Soyuz rocket carrying first Belarusian woman in space en route to ISS

Two astronauts from Belarus and the US have set off for the International Space Station (ISS) together with a Russian cosmonaut, marking the first time that a woman from Belarus is travelling to space.

The Soyuz MS-25 spacecraft lifted off from Russia's Baikonur Cosmodrome in the steppes of Kazakhstan at 1236 GMT.

A first launch attempt had been aborted 20 seconds before take-off on Thursday due to technical problems.

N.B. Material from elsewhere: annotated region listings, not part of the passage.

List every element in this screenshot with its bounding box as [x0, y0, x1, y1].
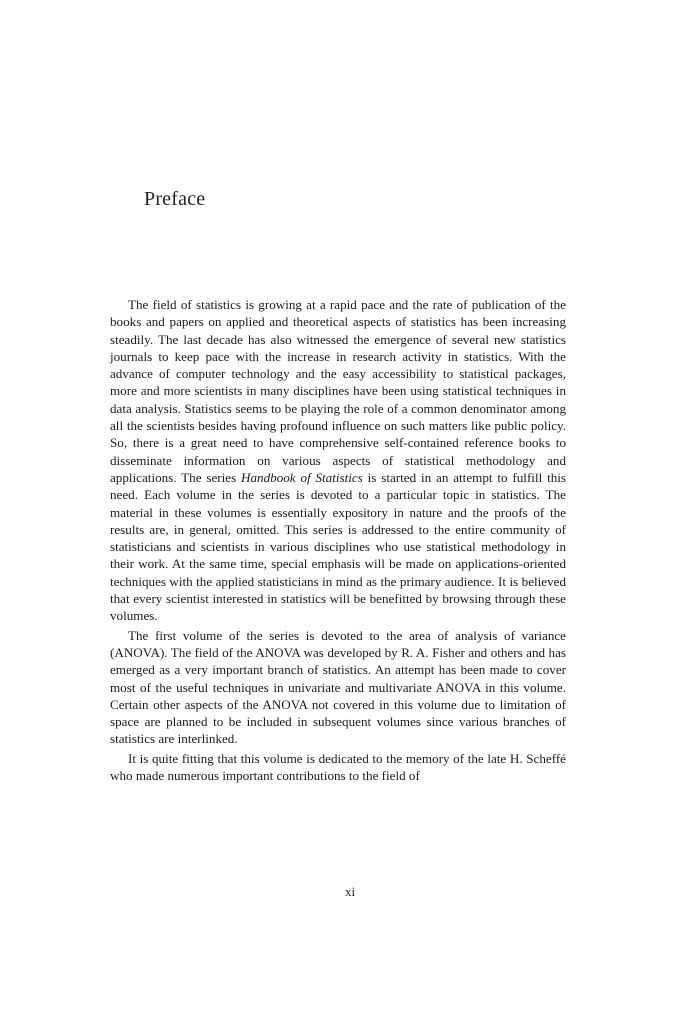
paragraph: The first volume of the series is devoted to the area of analysis of variance (ANOVA). The field of the ANOVA was developed by R. A. Fisher and others and has emerged as a very important branch of statistics. An attempt has been made to cover most of the useful techniques in univariate and multivariate ANOVA in this volume. Certain other aspects of the ANOVA not covered in this volume due to limitation of space are planned to be included in subsequent volumes since various branches of statistics are interlinked. [110, 627, 566, 747]
page-title: Preface [144, 188, 206, 210]
paragraph-text: is started in an attempt to fulfill this need. Each volume in the series is devoted to a particular topic in statistics. The material in these volumes is essentially expository in nature and the proofs of the results are, in general, omitted. This series is addressed to the entire community of statisticians and scientists in various disciplines who use statistical methodology in their work. At the same time, special emphasis will be made on applications-oriented techniques with the applied statisticians in mind as the primary audience. It is believed that every scientist interested in statistics will be benefitted by browsing through these volumes. [110, 469, 566, 624]
preface-body [110, 296, 566, 784]
paragraph-text: The field of statistics is growing at a rapid pace and the rate of publication of the books and papers on applied and theoretical aspects of statistics has been increasing steadily. The last decade has also witnessed the emergence of several new statistics journals to keep pace with the increase in research activity in statistics. With the advance of computer technology and the easy accessibility to statistical packages, more and more scientists in many disciplines have been using statistical techniques in data analysis. Statistics seems to be playing the role of a common denominator among all the scientists besides having profound influence on such matters like public policy. So, there is a great need to have comprehensive self-contained reference books to disseminate information on various aspects of statistical methodology and applications. The series [110, 297, 566, 485]
paragraph [110, 296, 566, 625]
paragraph: It is quite fitting that this volume is dedicated to the memory of the late H. Scheffé who made numerous important contributions to the field of [110, 750, 566, 784]
page-number: xi [344, 884, 356, 899]
series-title: Handbook of Statistics [241, 469, 363, 485]
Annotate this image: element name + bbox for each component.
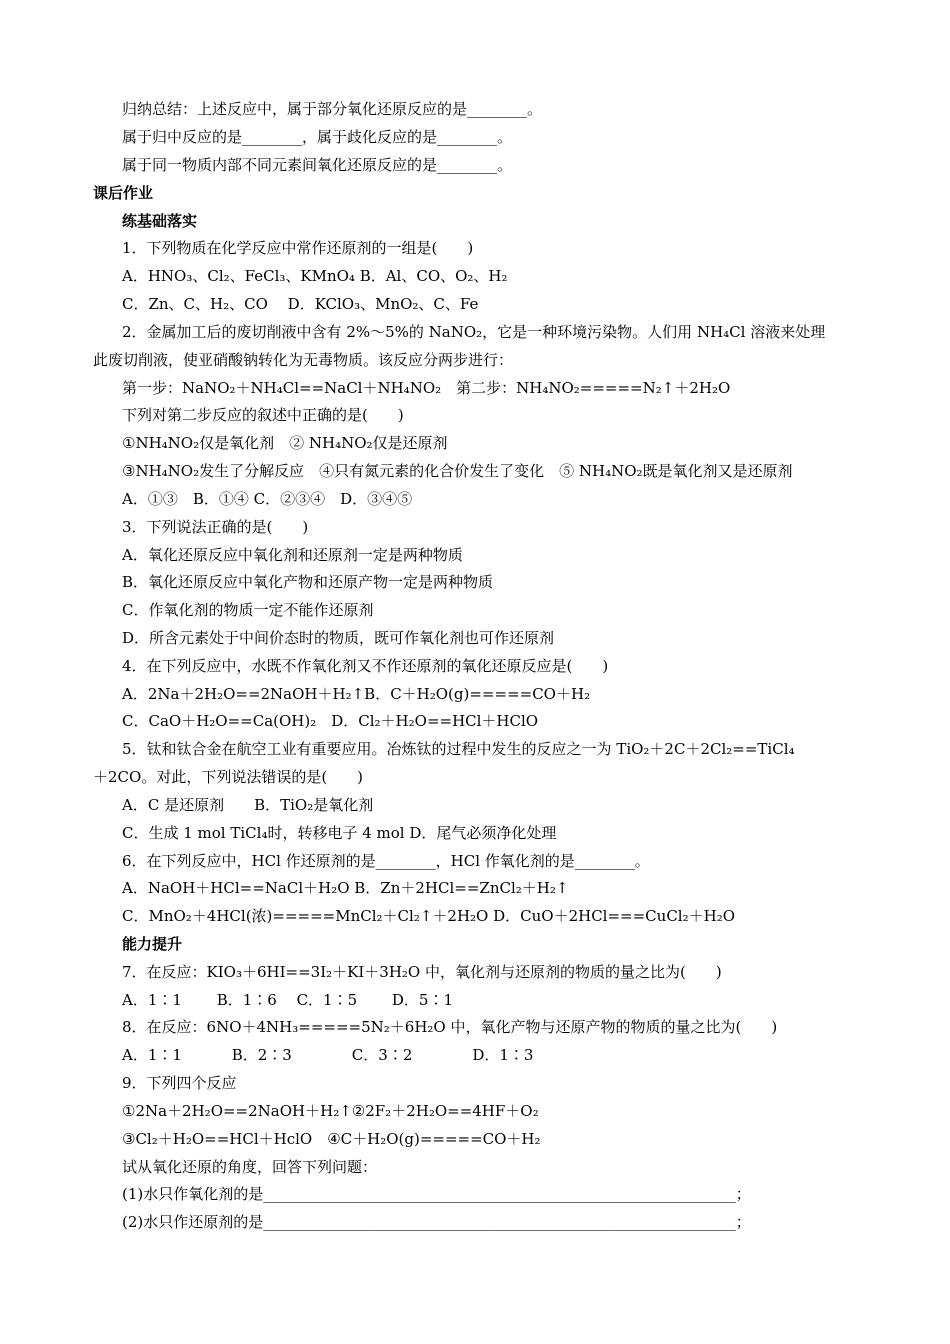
q4-stem: 4．在下列反应中，水既不作氧化剂又不作还原剂的氧化还原反应是( ) xyxy=(122,657,609,675)
q5-options-ab: A．C 是还原剂 B．TiO₂是氧化剂 xyxy=(122,796,374,814)
q9-part-1: (1)水只作氧化剂的是_______________________________________________________________； xyxy=(122,1185,751,1203)
q2-ask: 下列对第二步反应的叙述中正确的是( ) xyxy=(122,406,404,424)
q2-steps: 第一步：NaNO₂＋NH₄Cl==NaCl＋NH₄NO₂ 第二步：NH₄NO₂=====N₂↑＋2H₂O xyxy=(122,379,731,397)
q9-reactions-34: ③Cl₂＋H₂O==HCl＋HclO ④C＋H₂O(g)=====CO＋H₂ xyxy=(122,1130,541,1148)
summary-line-3: 属于同一物质内部不同元素间氧化还原反应的是________。 xyxy=(122,156,513,174)
section-heading-homework: 课后作业 xyxy=(93,184,154,202)
q3-option-d: D．所含元素处于中间价态时的物质，既可作氧化剂也可作还原剂 xyxy=(122,629,555,647)
q2-options: A．①③ B．①④ C．②③④ D．③④⑤ xyxy=(122,490,413,508)
q5-options-cd: C．生成 1 mol TiCl₄时，转移电子 4 mol D．尾气必须净化处理 xyxy=(122,824,557,842)
q8-options: A．1∶1 B．2∶3 C．3∶2 D．1∶3 xyxy=(122,1046,534,1064)
q4-options-ab: A．2Na＋2H₂O==2NaOH＋H₂↑B．C＋H₂O(g)=====CO＋H₂ xyxy=(122,685,591,703)
q2-stem-1: 2．金属加工后的废切削液中含有 2%～5%的 NaNO₂，它是一种环境污染物。人们用 NH₄Cl 溶液来处理 xyxy=(122,323,826,341)
q9-stem: 9．下列四个反应 xyxy=(122,1074,237,1092)
q3-option-b: B．氧化还原反应中氧化产物和还原产物一定是两种物质 xyxy=(122,573,494,591)
q3-option-c: C．作氧化剂的物质一定不能作还原剂 xyxy=(122,601,374,619)
q7-options: A．1∶1 B．1∶6 C．1∶5 D．5∶1 xyxy=(122,991,454,1009)
q6-options-cd: C．MnO₂＋4HCl(浓)=====MnCl₂＋Cl₂↑＋2H₂O D．CuO＋2HCl===CuCl₂＋H₂O xyxy=(122,907,736,925)
q8-stem: 8．在反应：6NO＋4NH₃=====5N₂＋6H₂O 中，氧化产物与还原产物的物质的量之比为( ) xyxy=(122,1018,778,1036)
q9-ask: 试从氧化还原的角度，回答下列问题： xyxy=(122,1158,378,1176)
q1-stem: 1．下列物质在化学反应中常作还原剂的一组是( ) xyxy=(122,239,474,257)
q7-stem: 7．在反应：KIO₃＋6HI==3I₂＋KI＋3H₂O 中，氧化剂与还原剂的物质的量之比为( ) xyxy=(122,963,722,981)
q9-part-2: (2)水只作还原剂的是_______________________________________________________________； xyxy=(122,1213,751,1231)
q3-option-a: A．氧化还原反应中氧化剂和还原剂一定是两种物质 xyxy=(122,546,463,564)
q9-reactions-12: ①2Na＋2H₂O==2NaOH＋H₂↑②2F₂＋2H₂O==4HF＋O₂ xyxy=(122,1102,539,1120)
q2-statements-345: ③NH₄NO₂发生了分解反应 ④只有氮元素的化合价发生了变化 ⑤ NH₄NO₂既是氧化剂又是还原剂 xyxy=(122,462,793,480)
q6-stem: 6．在下列反应中，HCl 作还原剂的是________，HCl 作氧化剂的是________。 xyxy=(122,852,650,870)
section-heading-ability: 能力提升 xyxy=(122,935,183,953)
q1-options-ab: A．HNO₃、Cl₂、FeCl₃、KMnO₄ B．Al、CO、O₂、H₂ xyxy=(122,267,508,285)
q2-statements-12: ①NH₄NO₂仅是氧化剂 ② NH₄NO₂仅是还原剂 xyxy=(122,434,448,452)
q1-options-cd: C．Zn、C、H₂、CO D．KClO₃、MnO₂、C、Fe xyxy=(122,295,479,313)
q6-options-ab: A．NaOH＋HCl==NaCl＋H₂O B．Zn＋2HCl==ZnCl₂＋H₂↑ xyxy=(122,879,569,897)
q4-options-cd: C．CaO＋H₂O==Ca(OH)₂ D．Cl₂＋H₂O==HCl＋HClO xyxy=(122,712,539,730)
q2-stem-2: 此废切削液，使亚硝酸钠转化为无毒物质。该反应分两步进行： xyxy=(93,351,514,369)
q5-stem-1: 5．钛和钛合金在航空工业有重要应用。冶炼钛的过程中发生的反应之一为 TiO₂＋2C＋2Cl₂==TiCl₄ xyxy=(122,740,795,758)
q5-stem-2: ＋2CO。对此，下列说法错误的是( ) xyxy=(93,768,364,786)
section-heading-basic: 练基础落实 xyxy=(122,212,198,230)
summary-line-1: 归纳总结：上述反应中，属于部分氧化还原反应的是________。 xyxy=(122,100,543,118)
summary-line-2: 属于归中反应的是________，属于歧化反应的是________。 xyxy=(122,128,513,146)
q3-stem: 3．下列说法正确的是( ) xyxy=(122,518,309,536)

Saturday's launch saw Belarusian astronaut Marina Vasilevskaya, who is being accompanied by NASA astronaut Tracy Dyson and Russian cosmonaut Oleg Novitsky, becoming the first woman from her country to make it into space.

Space cooperation between the US and Russia, including Moscow's ally Belarus, continues despite the US sanctions imposed on Russia over the war in Ukraine.

The launch also saw two women aboard a Soyuz capsule flying to the ISS for the first time.

This is Dyson's third flight into space and Novitsky's fourth.

Vasilevskaya works as a flight attendant for the Belarusian company Belavia. During her two-week stay on the ISS, she will carry out scientific experiments and take spectral images of the Earth's surface.

According to Russian space agency Roskosmos, she will return to Earth with Novitsky and US astronaut Loral O'Hara in the Soyuz MS-24 at the beginning of April.

Dyson will remain on the ISS until September and will then travel home with cosmonauts Oleg Kononenko and Nikolai Chub. Kononenko, 59, holds the record for the longest stay on the ISS. By the end of his fifth current stay there, scheduled until September 23, he will have spent more than 1,000 days in space.